Saturday, September 15, 2007

Old Train Brakes

In 1904, filmmaker G.W. "Billy" Bitzer of the American Mutoscope and Biograph Company came to Westinghouse Works to document the innovators of the day (and be one himself with his camera). My great-grandfather worked at Westinghouse Air Brake in Wilmerding at the time. Wilmerding had a population of 5,000 back then. In the 2000 census there were just over 2,000 residents.

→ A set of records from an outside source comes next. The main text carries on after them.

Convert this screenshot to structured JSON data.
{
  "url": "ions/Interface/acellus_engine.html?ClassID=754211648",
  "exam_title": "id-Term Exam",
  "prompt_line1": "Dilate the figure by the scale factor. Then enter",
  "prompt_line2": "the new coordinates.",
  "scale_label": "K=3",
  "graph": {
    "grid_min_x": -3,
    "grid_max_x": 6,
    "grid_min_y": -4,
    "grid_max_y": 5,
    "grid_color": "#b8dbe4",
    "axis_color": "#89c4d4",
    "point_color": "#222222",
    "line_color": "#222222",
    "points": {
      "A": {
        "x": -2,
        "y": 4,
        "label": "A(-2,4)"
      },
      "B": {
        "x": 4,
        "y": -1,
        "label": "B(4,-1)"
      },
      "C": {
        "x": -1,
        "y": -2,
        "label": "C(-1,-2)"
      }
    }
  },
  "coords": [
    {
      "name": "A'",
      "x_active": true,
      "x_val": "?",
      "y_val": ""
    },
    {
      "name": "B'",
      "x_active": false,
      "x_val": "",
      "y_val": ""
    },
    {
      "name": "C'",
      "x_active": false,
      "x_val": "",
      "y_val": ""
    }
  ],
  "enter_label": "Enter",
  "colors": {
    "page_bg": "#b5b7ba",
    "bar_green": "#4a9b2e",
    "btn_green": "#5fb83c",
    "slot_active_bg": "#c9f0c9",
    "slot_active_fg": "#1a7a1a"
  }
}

The resulting 27 films were an early form of Pittsburgh corporate boosterism:

The films were shown daily with great success in the Westinghouse Auditorium at the Louisiana Purchase Exposition held in St. Louis in 1904. Although little production information is available for these films, they may have been made expressly for use at the Exposition.
On May 12, 1904, the Pittsburgh Post described a special screening for Westinghouse employees.
To satisfy the curiosity of the Westinghouse employees who were desirous of seeing the views to be sent to the Louisiana Purchase exposition, an exhibition of them was given last night by the Westinghouse officials at Carnegie music hall. The moving pictures show the interiors of the four Westinghouse plants at East Pittsburg, Swissvale, Wilmerding and Trafford City, combined with a panoramic view of the country between those places. The interior views are the first successful ones taken since the invention of the Cooper Hewitt vaporized mercury lamp, which in this instance made the clearest and brightest moving picture ever exhibited.

More on Wilmerding:

In yet another respect is Wilmerding distinguished from its sister boroughs of the county. It is a strong hold of socialism, not militant socialism, such as is sometimes linked with anarchy and violence, but the peaceful, sane variety.